Medal of Honor Recipients Portrayed On Film

Classic Heroism

 

JOSHUA LAWRENCE CHAMBERLAIN (1828-1914)

 

Rank, duty position and unit at time of action:

Colonel, Commanding Officer of the 20th Maine Infantry Regiment, V Corps, Army of the Potomac

 

War:

Civil War

 

Place and date of action:

Little Round Top, Gettysburg, Pennsylvania, 2 July 1863

 

Portrayed by:

Jeff Daniels

In the film:

Gettysburg (1993)


Text of Citation:

CHAMBERLAIN, JOSHUA L.

 

Rank and organization: Colonel, 20th Maine Infantry. Place and date: At Gettysburg, Pa., 2 July 1863. Entered service at: Brunswick, Maine. Born: 8 September 1828, Brewer Maine. Date of issue: 11 August 1893. Citation: Daring heroism and great tenacity in holding his position on the Little Round Top against repeated assaults, and carrying the advance position on the Great Round Top.


Remarks:

Assigned to hold the extreme left flank of the Army of the Potomac at Gettysburg with an understrength regiment of 386 men, Chamberlain successfully repulsed six assaults by a Confederate brigade through a series of unconventional, creative maneuvers. When the 20th Maine ran low on ammunition, Chamberlain desperately led, with more unconventional maneuvering, a preemptive bayonet counterattack, capturing over 400 prisoners and driving the remainder of the Confederate brigade into headlong retreat. (The 20th Maine's regimental color sergeant, Sergeant Andrew J. Tozier, played by Herb Mitchell in the film, also earned the Medal of Honor in the same action, and at least three other Medal of Honor recipients who earned their awards at Gettysburg during the defense of Cemetery Ridge on the next day were depicted in cameo appearances.)
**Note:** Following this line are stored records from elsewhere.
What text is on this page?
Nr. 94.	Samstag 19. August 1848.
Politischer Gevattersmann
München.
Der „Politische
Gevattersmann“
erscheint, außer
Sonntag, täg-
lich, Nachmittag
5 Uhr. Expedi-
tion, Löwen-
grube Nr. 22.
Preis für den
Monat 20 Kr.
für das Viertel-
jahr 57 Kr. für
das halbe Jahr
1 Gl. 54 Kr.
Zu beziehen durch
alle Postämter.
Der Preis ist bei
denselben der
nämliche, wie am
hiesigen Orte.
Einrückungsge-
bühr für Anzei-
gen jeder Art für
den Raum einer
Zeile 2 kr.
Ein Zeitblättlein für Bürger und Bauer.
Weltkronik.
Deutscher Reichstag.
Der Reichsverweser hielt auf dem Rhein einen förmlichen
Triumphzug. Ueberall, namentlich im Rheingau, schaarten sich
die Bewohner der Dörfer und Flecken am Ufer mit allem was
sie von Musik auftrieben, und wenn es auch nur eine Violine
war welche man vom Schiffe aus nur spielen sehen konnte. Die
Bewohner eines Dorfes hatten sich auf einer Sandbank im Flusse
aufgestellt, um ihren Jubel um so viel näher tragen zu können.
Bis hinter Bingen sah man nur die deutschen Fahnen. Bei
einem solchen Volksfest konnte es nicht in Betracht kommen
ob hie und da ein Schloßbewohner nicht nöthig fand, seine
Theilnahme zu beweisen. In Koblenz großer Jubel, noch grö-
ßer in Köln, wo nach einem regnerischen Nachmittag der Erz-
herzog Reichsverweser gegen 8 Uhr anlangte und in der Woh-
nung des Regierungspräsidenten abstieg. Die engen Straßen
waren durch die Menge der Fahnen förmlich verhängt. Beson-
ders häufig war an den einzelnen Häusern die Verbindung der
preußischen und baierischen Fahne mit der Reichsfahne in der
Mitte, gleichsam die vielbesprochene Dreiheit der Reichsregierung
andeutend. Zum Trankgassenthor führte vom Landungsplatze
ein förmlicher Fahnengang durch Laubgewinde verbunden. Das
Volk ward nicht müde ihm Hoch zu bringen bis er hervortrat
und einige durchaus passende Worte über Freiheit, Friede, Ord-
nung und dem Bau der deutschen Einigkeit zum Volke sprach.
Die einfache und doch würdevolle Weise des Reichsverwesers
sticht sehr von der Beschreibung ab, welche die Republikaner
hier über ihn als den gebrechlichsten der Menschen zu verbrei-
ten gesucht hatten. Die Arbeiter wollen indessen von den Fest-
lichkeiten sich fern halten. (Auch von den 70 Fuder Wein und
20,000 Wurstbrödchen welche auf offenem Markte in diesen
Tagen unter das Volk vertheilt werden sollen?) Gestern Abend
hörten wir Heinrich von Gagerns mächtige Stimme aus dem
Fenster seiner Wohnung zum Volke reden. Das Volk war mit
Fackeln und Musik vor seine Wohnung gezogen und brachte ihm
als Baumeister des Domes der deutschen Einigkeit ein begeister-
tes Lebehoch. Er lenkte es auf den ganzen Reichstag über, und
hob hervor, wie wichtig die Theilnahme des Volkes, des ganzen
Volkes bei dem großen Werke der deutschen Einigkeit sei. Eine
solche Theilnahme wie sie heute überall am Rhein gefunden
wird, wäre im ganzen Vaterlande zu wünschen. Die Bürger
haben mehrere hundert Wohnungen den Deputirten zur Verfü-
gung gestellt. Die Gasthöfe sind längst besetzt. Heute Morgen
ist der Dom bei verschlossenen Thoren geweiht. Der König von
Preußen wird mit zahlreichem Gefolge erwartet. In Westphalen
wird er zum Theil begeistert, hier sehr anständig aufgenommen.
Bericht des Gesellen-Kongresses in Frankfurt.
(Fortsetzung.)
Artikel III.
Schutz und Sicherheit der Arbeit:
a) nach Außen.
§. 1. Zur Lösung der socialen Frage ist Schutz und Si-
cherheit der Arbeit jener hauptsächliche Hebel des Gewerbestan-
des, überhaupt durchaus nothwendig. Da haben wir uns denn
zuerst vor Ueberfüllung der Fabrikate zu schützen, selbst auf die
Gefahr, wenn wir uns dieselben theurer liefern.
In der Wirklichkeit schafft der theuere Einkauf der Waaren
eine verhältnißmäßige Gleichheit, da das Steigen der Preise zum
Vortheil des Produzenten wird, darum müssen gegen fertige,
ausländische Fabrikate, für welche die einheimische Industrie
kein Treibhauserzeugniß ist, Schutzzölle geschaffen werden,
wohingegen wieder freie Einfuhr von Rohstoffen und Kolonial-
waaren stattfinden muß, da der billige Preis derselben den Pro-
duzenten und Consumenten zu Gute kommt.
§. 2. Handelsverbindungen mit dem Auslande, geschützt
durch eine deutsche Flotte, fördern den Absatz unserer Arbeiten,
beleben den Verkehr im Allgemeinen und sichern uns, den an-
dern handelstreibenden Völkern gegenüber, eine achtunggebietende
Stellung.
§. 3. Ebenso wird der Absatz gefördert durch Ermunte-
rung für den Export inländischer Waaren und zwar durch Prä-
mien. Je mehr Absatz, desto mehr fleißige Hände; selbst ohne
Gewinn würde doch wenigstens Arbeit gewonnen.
A professor of rhetoric at Bowdoin College before the war, Chamberlain continued to distinguish himself in battle after Gettysburg. Slightly wounded at Little Round Top, he was wounded five more times, on two of these occasions severely enough that his obituary was prematurely published, with General U.S. Grant promoting him to Brigadier General at Petersburg, Virginia in June 1864 on what was presumed to be his death bed. Only the pleas of his younger brother Thomas (also an officer in the 20th Maine and portrayed in the film by C. Thomas Howell) kept the surgeons persisting in repairing his shattered pelvis and bladder, rather than letting him die without further suffering on that occasion. He not only survived that wound but returned to battle, finishing the war with a brevet promotion to Major General, and being selected by General Grant to preside over the formal Confederate surrender of arms and colors at Appomattox. He was elected Governor of Maine shortly after the war, then returned to Bowdoin College as its president, and also served as Adjutant General of the Maine National Guard.

It was in the latter capacity in the 1880s that Chamberlain contributed perhaps more than anyone other than President Theodore Roosevelt to the deflation of the Medal of Honor and making it the ultimate US military award. Prior to his receiving the Medal himself (in 1893, 30 years after the action), he initiated the revocation of the award of the Medal of Honor to several hundred members of another Maine regiment. These awards had been given merely for the soldiers extending their enlistments while in garrison in Washington during the Gettysburg Campaign, at the same time Chamberlain's own men were being slaughtered on Little Round Top.

The film Gettysburg succeeds admirably in depicting and honoring Chamberlain. While managing to sufficiently encompass the largest battle ever fought in the Western Hemisphere, the film maintains a sharp enough focus on Chamberlain to give a comprehensive account of his experiences throughout the battle. This is due largely to Michael Shaara, whose historical novel The Killer Angels the Gettysburg script faithfully follows, and who chose Chamberlain to personify the whole Union cause while maintaining remarkable historical accuracy. Few battle scenes in other movies, either fact or fiction based, match the intensity of the defense of Little Round Top by the 20th Maine. It is a rare performance for Jeff Daniels, whose career appears solidly entrenched in physical comedy. It is a shame that the film Gettysburg is now relegated to videotape and DVD, rarely to be seen on the big screen anymore, that its commercial theatrical run was limited to selected theaters for a few weeks in the Fall of 1993, and that too many film critics with attention deficit disorder whined and kvetched about its 4 1/2 hour length. No other historical event was better recreated on film, and few films have left the viewer with the same sense of exhaustion and having actually experienced the event.